至于买什么全凭经济实力,但是却有附加条件,就是每户每次只卖一人份!

没几天,泰升门前排队的人成了长龙,宵禁一结束,街上就有四面八方的顾客提着袋子急急忙忙往泰升跑,一路开门不开门的店铺都有人探出头看新奇。

随着泰升人流增加,街上行人、闲人也多了起来,死气沉沉的街市又活跃起来。

与此同时,白术带着徒弟被派往巡城司,北宁王家一半的家丁小厮都去了城防后勤帮忙,王家店铺和出租的铺面全都开张,不为卖钱,只为稳定人心和街面。

街道初现一派欣欣向荣。

王家去城防帮忙的家丁和小厮,每每回府都很沉默,一时王家上下都心情沉重。

北宁城几天里都在经历惊心动魄的厮杀。城防司紧急征兵,府衙更是把衙役编队派上街道开始巡城。

每到夜幕降临,墨色的天空如一张巨大的黑幕笼罩着北宁城。

紧密的战鼓声,沉闷的在满城回荡,震得人耳膜生疼,心脏也随之紧缩着。

北蛮人与寒山人的联军潮水般一次次向城墙发起猛攻。

无数的云梯迅速架起,联军士兵敏捷地攀爬而上,城墙上的城防军用滚烫的热油从高处倾泄而下,紧接着就是火箭齐射。

云梯上的敌人被烫得跌落下去,摔得血肉模糊,后面的进攻又被燃烧的火油阻挡,城防可以稍微得到喘息。

之后又是一轮敌人疯狂进攻,北蛮与寒山人用箭雨覆盖城墙,掩护新一轮向上攀爬。

沉闷的鼓声划破夜空,每一声都敲在人心上。

起初百姓还避讳谈起战事和伤亡,慢慢变得沉闷,多数百姓躲在家中瑟瑟发抖,祈祷着这场噩梦般的战斗能早日结束。

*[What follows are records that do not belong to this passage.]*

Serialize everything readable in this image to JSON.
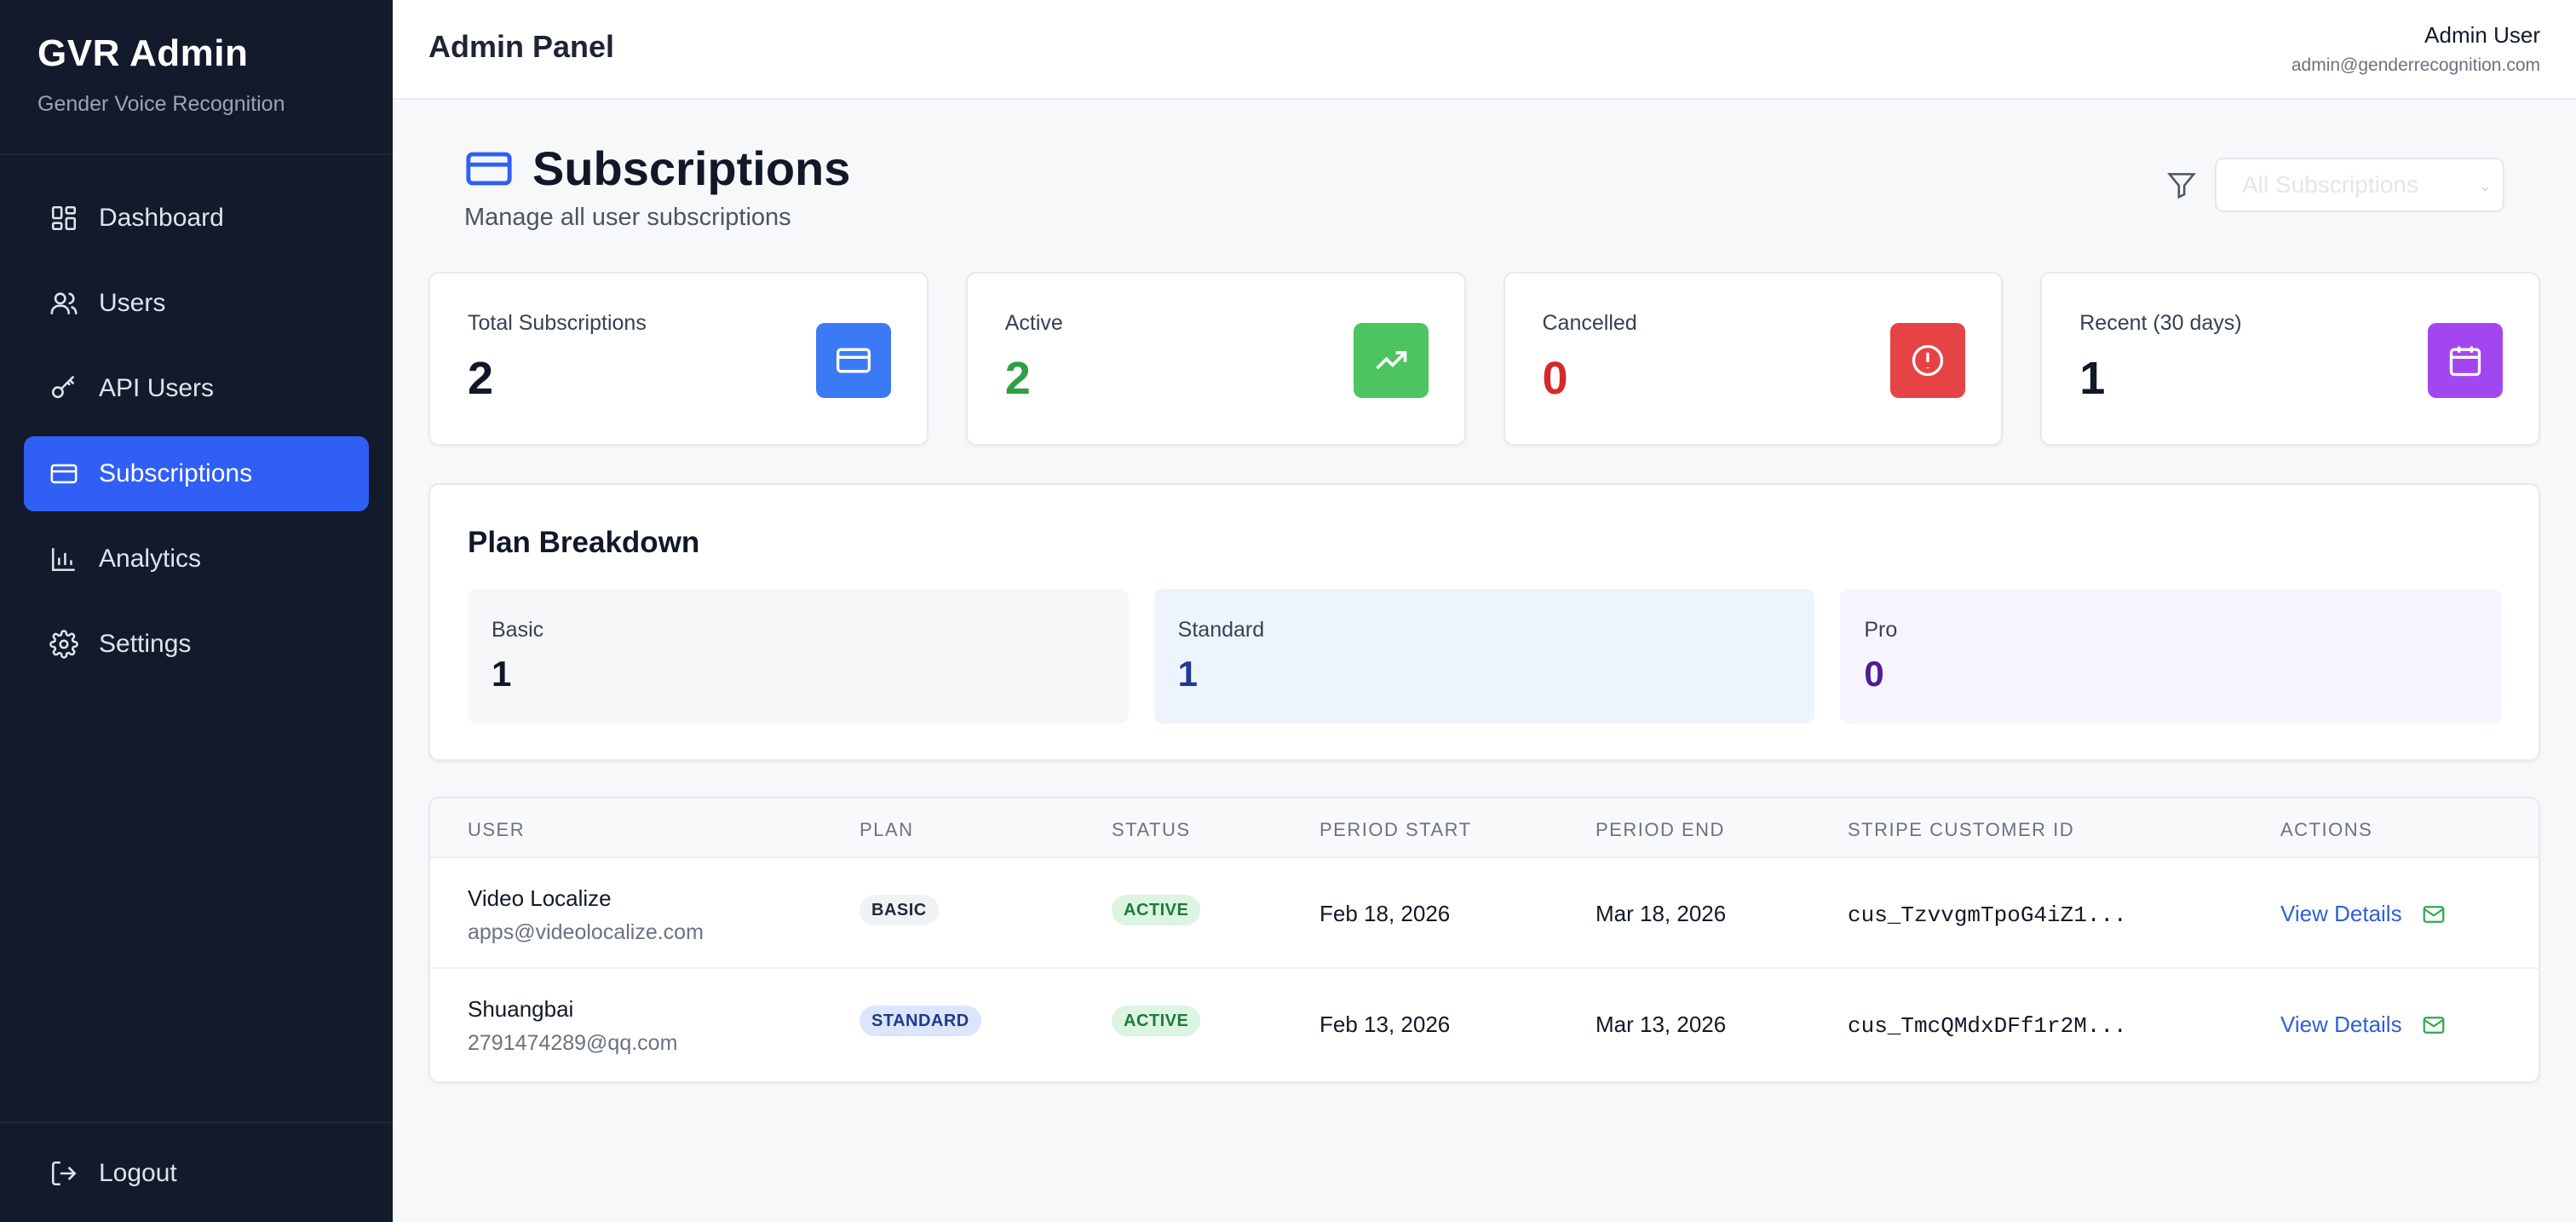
{
  "sidebar": {
    "brand_title": "GVR Admin",
    "brand_sub": "Gender Voice Recognition",
    "items": [
      {
        "label": "Dashboard",
        "icon": "dashboard-icon"
      },
      {
        "label": "Users",
        "icon": "users-icon"
      },
      {
        "label": "API Users",
        "icon": "key-icon"
      },
      {
        "label": "Subscriptions",
        "icon": "credit-card-icon",
        "active": true
      },
      {
        "label": "Analytics",
        "icon": "bar-chart-icon"
      },
      {
        "label": "Settings",
        "icon": "gear-icon"
      }
    ],
    "logout": "Logout"
  },
  "topbar": {
    "title": "Admin Panel",
    "user_name": "Admin User",
    "user_email": "admin@genderrecognition.com"
  },
  "page": {
    "title": "Subscriptions",
    "subtitle": "Manage all user subscriptions",
    "filter_placeholder": "All Subscriptions"
  },
  "stats": [
    {
      "label": "Total Subscriptions",
      "value": "2",
      "color": "#111827",
      "icon_bg": "#3b7af5",
      "icon": "credit-card-icon"
    },
    {
      "label": "Active",
      "value": "2",
      "color": "#2f9e44",
      "icon_bg": "#4cc45f",
      "icon": "trending-up-icon"
    },
    {
      "label": "Cancelled",
      "value": "0",
      "color": "#d62828",
      "icon_bg": "#e54344",
      "icon": "alert-circle-icon"
    },
    {
      "label": "Recent (30 days)",
      "value": "1",
      "color": "#111827",
      "icon_bg": "#a247f0",
      "icon": "calendar-icon"
    }
  ],
  "plan_breakdown": {
    "title": "Plan Breakdown",
    "plans": [
      {
        "label": "Basic",
        "value": "1",
        "bg": "#f6f7f9",
        "color": "#111827"
      },
      {
        "label": "Standard",
        "value": "1",
        "bg": "#eef4fe",
        "color": "#1f3a93"
      },
      {
        "label": "Pro",
        "value": "0",
        "bg": "#f8f4fd",
        "color": "#4c1d95"
      }
    ]
  },
  "table": {
    "headers": [
      "USER",
      "PLAN",
      "STATUS",
      "PERIOD START",
      "PERIOD END",
      "STRIPE CUSTOMER ID",
      "ACTIONS"
    ],
    "rows": [
      {
        "name": "Video Localize",
        "email": "apps@videolocalize.com",
        "plan": "BASIC",
        "status": "ACTIVE",
        "start": "Feb 18, 2026",
        "end": "Mar 18, 2026",
        "customer_id": "cus_TzvvgmTpoG4iZ1...",
        "action": "View Details"
      },
      {
        "name": "Shuangbai",
        "email": "2791474289@qq.com",
        "plan": "STANDARD",
        "status": "ACTIVE",
        "start": "Feb 13, 2026",
        "end": "Mar 13, 2026",
        "customer_id": "cus_TmcQMdxDFf1r2M...",
        "action": "View Details"
      }
    ]
  },
  "colors": {
    "accent": "#2f5ff5",
    "sidebar_bg": "#131a2b",
    "badge_basic_bg": "#f1f2f4",
    "badge_standard_bg": "#dbe6fd",
    "badge_active_bg": "#dcf4e2",
    "badge_active_fg": "#1e7a3a"
  }
}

而城墙上每晚城防兵,一刻不停地在敌人的箭雨中抵挡联军。

战斗的激烈从敌方的四方号角和城墙上的战鼓声的密集程度上就能感到。

起初的偷袭被北宁守军提前得到消息而损兵则将,快速闪击打了一周变为夜袭。

可北蛮联军没戴攻城锤和投石机这类设备,战力不足,北宁城久攻击不下,又不肯放弃,最后变成了围城, 开始了旷日持久的消耗战。

每日,不分白天和黑夜城下的联军士兵们不断地呐喊着,那声音仿佛要冲破天际。

他们疯狂向城墙冲来,不惜一次次留下战友的尸体……

城内市场基本恢复后,泰升掌柜发现小东家不来开工了,只是制定了一堆游戏活动,让排队的顾客不会无聊。

泰升米铺门口顾客排队,只要在门前领一个带着奇怪标志的数字纸条,就可以等着店里叫号进店买平价粮。

等待的时间也有意外惊喜,利用不开门商家门前,搞套圈奖励游戏,每人凭号码可领五个竹圈,套中即可得一个红薯。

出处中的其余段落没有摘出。